Mientras California se prepara para lo que se anticipa como una «temporada temprana y activa» de incendios, una disputa política entre el gobernador Gavin Newsom y la administración Trump ha dejado al estado peligrosamente vulnerable. La decisión del presidente de federalizar y desplegar a miles de miembros de la Guardia Nacional de California en Los Ángeles para responder a protestas contra ICE ha tenido una consecuencia directa y alarmante: la drástica reducción de los equipos especializados en la lucha contra incendios.
La unidad de élite de la Guardia, conocida como Task Force Rattlesnake, que trabaja directamente bajo las órdenes de CAL FIRE, ahora opera a solo el 40% de su capacidad. Ocho de sus 14 equipos han sido desviados a Los Ángeles, dejando solo seis tripulaciones disponibles para todo el estado en un momento de máximo riesgo.
Esta no es una cuestión abstracta de jurisdicción; es una decisión que tiene el potencial de costar vidas y propiedades. La priorización de una presencia militar para una función de orden público en una ciudad por encima de la preparación para catástrofes naturales en todo el estado es una apuesta de alto riesgo.
El Choque Político y la Base Legal
El gobernador Gavin Newsom ha calificado la orden de Trump de «ilegal» y un «abuso de poder», presentando una demanda para revertirla. «Con la temporada alta de incendios en pleno apogeo en todo California, necesitamos todos los recursos disponibles para proteger a las comunidades», declaró Newsom.
La administración Trump, por su parte, justificó el despliegue bajo la autoridad del Título 10, una ley que permite al presidente activar a la Guardia Nacional para servicio federal durante una «rebelión» o si las leyes de EE. UU. no pueden ser ejecutadas. Argumentaron que las protestas contra ICE en Los Ángeles representaban una amenaza para el personal federal, cumpliendo así con los requisitos de la ley.
Aunque un tribunal de apelaciones ha permitido de momento que las tropas permanezcan en Los Ángeles, la disputa ha creado una peligrosa brecha en la defensa del estado contra los incendios.
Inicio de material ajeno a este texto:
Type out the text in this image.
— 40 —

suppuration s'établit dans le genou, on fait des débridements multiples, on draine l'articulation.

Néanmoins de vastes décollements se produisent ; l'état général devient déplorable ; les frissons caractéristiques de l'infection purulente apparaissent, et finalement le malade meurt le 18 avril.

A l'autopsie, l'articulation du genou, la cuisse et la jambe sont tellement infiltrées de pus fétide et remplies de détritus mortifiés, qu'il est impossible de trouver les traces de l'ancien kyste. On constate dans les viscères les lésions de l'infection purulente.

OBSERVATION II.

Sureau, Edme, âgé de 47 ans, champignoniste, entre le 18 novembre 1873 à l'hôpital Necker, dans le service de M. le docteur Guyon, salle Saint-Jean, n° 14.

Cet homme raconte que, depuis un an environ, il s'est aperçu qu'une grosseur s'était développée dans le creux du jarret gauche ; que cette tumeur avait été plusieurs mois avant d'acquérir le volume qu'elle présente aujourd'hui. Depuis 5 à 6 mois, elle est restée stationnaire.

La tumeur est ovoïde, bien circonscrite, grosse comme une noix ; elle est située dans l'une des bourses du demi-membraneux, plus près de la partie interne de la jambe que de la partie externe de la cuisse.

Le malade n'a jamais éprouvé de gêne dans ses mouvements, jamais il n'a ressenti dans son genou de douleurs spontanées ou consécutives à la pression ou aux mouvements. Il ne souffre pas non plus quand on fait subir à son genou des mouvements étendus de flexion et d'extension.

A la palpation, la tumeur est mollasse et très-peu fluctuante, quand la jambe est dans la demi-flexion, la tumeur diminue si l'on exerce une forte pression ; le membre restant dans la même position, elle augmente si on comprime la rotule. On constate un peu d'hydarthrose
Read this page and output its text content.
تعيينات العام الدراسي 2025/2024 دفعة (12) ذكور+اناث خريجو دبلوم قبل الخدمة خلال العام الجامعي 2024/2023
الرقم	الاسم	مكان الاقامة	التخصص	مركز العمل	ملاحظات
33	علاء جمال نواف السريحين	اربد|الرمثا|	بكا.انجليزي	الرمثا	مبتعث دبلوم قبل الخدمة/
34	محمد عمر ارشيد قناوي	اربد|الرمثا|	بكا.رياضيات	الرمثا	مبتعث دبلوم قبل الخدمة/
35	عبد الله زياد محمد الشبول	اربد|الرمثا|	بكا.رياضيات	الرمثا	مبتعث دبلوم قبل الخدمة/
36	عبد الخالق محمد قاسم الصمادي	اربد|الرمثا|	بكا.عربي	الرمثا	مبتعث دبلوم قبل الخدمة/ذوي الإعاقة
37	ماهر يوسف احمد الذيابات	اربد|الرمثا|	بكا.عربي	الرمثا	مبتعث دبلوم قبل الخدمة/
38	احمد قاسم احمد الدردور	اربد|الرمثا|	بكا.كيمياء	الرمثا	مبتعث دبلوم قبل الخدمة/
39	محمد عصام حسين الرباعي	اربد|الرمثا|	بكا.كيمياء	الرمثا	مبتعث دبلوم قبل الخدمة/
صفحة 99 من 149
Un General Pide Revertir la Orden
En un giro sorprendente que socava la justificación de la Casa Blanca, ha surgido que el propio comandante militar a cargo de las tropas desplegadas ha pedido una rectificación. El General Gregory Guillot, jefe del Comando Norte de EE. UU., solicitó formalmente al Secretario de Defensa, Pete Hegseth, que 200 de los soldados de la Guardia Nacional sean devueltos a sus deberes de lucha contra incendios.
Esta solicitud desde dentro de la cadena de mando militar es significativa. Sugiere que la realidad operativa sobre el terreno indica que la amenaza de los incendios forestales es más inminente y grave que la situación de las protestas en Los Ángeles. Se hace eco de las advertencias del gobernador Newsom y revela una desconexión entre los objetivos políticos de Washington y las necesidades de seguridad reales de California.
«Estamos contentos de ver que el máximo comandante militar que supervisa la militarización ilegal de Los Ángeles está de acuerdo: es hora de retirar a las tropas de la Guardia Nacional y devolverlas a sus críticas tareas de extinción de incendios», dijo la oficina del Gobernador Newsom en un comunicado.
Mientras la decisión del Secretario de Defensa está pendiente, California contiene la respiración. Con las condiciones de bandera roja en el pronóstico y los recursos diezmados, los residentes del estado dorado se enfrentan a un verano en el que la seguridad contra los incendios podría depender del resultado de una batalla política librada a miles de kilómetros de distancia.